Me topé con la palabra “bardo” muy temprano, en los cómics de Astérix, el simpático guerrero galo cuya aldea resiste siempre al invasor. Personaje de ese enclave es Asurancetúrix, definido en la narrativa como un bardo, es decir –de acuerdo a la cultura celta en que se inscribe la antigua Galia– como el narrador oral de la comunidad, encargado de llevar con su canto el registro de los hechos y las tradiciones que dan a su entorno identidad. Término en uso en el contexto histórico de Astérix –la Europa del siglo I antes de Cristo–, la palabra cruzó con facilidad a nuestra era al hacerse sinónimo de un artista que expresa el espíritu de su tiempo y lugar y lo preserva para la posteridad, tocando vidas y sirviéndoles de espejo.

Al enterarme de que Alejandro González Iñárritu filmaba una autoficción, y de que ésta llevaría por título Bardo, inferí que con ello el cineasta mexicano se asumía tal, lo que se verifica en buena parte de su obra. He aquí que no. Que, de acuerdo a la literatura oficial de la cinta, bardo es “término que en el budismo tibetano hace referencia a un estado de transición, un intermedio, a veces entre la muerte y el renacimiento”.

La idea es pertinente: no sólo porque, en efecto, la película transcurre en una suerte de limbo entre lo tangible y lo etéreo, sino porque la referencia –arcana pero de una espiritualidad trendy– ejemplifica a un tiempo la hondura intelectual y el talante pretencioso de Iñárritu. No soy yo quien lo acusa de ello sino una autoridad superior en la materia: él mismo.
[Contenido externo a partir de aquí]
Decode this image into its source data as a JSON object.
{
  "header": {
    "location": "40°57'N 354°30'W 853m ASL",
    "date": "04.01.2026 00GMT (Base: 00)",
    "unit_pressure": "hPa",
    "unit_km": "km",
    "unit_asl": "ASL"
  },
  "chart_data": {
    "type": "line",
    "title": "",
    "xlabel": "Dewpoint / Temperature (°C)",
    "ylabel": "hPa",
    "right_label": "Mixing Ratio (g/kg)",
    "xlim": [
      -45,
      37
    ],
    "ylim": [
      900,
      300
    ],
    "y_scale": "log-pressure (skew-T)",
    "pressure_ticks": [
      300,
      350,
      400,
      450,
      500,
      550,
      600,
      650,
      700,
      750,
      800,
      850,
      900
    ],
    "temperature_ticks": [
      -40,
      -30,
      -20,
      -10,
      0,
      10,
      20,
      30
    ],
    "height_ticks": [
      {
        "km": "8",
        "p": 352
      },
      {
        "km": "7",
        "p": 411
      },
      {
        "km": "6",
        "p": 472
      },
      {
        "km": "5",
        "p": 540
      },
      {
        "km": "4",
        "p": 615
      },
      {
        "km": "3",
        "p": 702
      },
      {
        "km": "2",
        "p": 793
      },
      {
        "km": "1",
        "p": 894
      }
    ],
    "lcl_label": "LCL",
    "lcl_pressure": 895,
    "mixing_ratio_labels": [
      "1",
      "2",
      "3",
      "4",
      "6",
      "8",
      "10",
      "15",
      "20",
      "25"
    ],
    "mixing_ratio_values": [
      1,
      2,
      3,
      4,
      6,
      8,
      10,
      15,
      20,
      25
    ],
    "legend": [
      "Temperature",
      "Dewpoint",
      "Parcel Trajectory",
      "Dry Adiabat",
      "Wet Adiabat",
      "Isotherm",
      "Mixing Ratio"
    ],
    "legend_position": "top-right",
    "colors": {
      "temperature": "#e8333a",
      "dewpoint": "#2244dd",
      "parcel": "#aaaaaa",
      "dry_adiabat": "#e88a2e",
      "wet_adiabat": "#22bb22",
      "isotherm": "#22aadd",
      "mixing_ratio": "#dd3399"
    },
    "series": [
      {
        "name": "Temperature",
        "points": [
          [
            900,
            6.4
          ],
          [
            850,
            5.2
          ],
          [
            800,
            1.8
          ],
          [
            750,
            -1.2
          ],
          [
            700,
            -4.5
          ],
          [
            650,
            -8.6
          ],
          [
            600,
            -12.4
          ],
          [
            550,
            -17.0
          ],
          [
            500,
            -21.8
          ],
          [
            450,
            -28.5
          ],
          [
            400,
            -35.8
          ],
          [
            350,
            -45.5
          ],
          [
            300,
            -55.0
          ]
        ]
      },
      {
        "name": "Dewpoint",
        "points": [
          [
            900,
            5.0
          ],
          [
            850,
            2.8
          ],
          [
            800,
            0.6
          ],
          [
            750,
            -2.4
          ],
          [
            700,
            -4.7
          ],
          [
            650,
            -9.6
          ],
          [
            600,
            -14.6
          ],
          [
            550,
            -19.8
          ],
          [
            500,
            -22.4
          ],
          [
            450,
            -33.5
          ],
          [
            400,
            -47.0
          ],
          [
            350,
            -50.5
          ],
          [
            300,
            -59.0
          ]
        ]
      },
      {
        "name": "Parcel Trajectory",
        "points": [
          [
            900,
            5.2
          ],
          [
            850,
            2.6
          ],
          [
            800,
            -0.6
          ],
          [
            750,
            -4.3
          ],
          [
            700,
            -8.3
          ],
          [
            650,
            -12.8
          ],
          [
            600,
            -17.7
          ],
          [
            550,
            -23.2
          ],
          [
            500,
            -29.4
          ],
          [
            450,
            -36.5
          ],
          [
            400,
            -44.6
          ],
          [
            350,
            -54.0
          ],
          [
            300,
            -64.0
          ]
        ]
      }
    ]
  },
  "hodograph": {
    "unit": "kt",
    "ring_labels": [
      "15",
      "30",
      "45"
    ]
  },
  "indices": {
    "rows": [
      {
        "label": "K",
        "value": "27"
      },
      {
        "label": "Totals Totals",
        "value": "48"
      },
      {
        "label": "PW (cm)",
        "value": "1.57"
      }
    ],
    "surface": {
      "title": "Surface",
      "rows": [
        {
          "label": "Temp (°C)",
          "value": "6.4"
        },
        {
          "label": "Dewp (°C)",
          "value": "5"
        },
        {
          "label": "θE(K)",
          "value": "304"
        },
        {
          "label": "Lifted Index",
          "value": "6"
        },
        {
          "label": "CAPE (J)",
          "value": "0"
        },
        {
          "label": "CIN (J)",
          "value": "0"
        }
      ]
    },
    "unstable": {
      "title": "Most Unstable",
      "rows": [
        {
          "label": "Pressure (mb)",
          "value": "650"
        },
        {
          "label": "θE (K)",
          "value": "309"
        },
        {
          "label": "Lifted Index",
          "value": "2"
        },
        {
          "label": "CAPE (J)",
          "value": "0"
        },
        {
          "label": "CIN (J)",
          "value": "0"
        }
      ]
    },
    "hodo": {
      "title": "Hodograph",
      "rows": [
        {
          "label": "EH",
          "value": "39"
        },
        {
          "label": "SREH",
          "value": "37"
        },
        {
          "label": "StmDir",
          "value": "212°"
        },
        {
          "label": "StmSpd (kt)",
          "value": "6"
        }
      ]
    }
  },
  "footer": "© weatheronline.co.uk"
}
Poética y despiadada, universal y solipsista, filosóficamente lúcida, políticamente sagaz y trufada de humor autolacerante, Bardo pone en escena a un Daniel Giménez Cacho notable (como siempre) en el papel de un cineasta muy parecido a su creador, que se autointerpela con crueldad de cara a un premio que, si bien lo reconoce, lo hace sentir como farsante.

La película no es original –el suyo es el territorio de la 8½ de Fellini y la All That Jazz de Fosse– pero no precisa de ello para ser brillante y relevante: homenaje a esos y otros clásicos, es también reflexión pertinaz sobre el cine de hoy y el México de ahora, sobre la función del artista en un mundo con muchas menos certezas de las que gozaran sus antecesores fílmicos.

Las acusaciones de autoindulgencia –la versión original de la cinta dura tres horas, y todas giran en torno al sosías del director– no bastan para mermar el fulgor de Bardo. Como Asurancetúrix, Iñárritu es un bardo engolosinado con su propio canto; a diferencia de él, no debe ser atado y silenciado cuando tan lejos estamos del banquete final, cuando tan terrible es la realidad y tanta falta hace una voz –sensible aun si a veces disonante– que la cante.

Bardo se estrena en salas el 27 de octubre, y el 16 de diciembre en Netflix.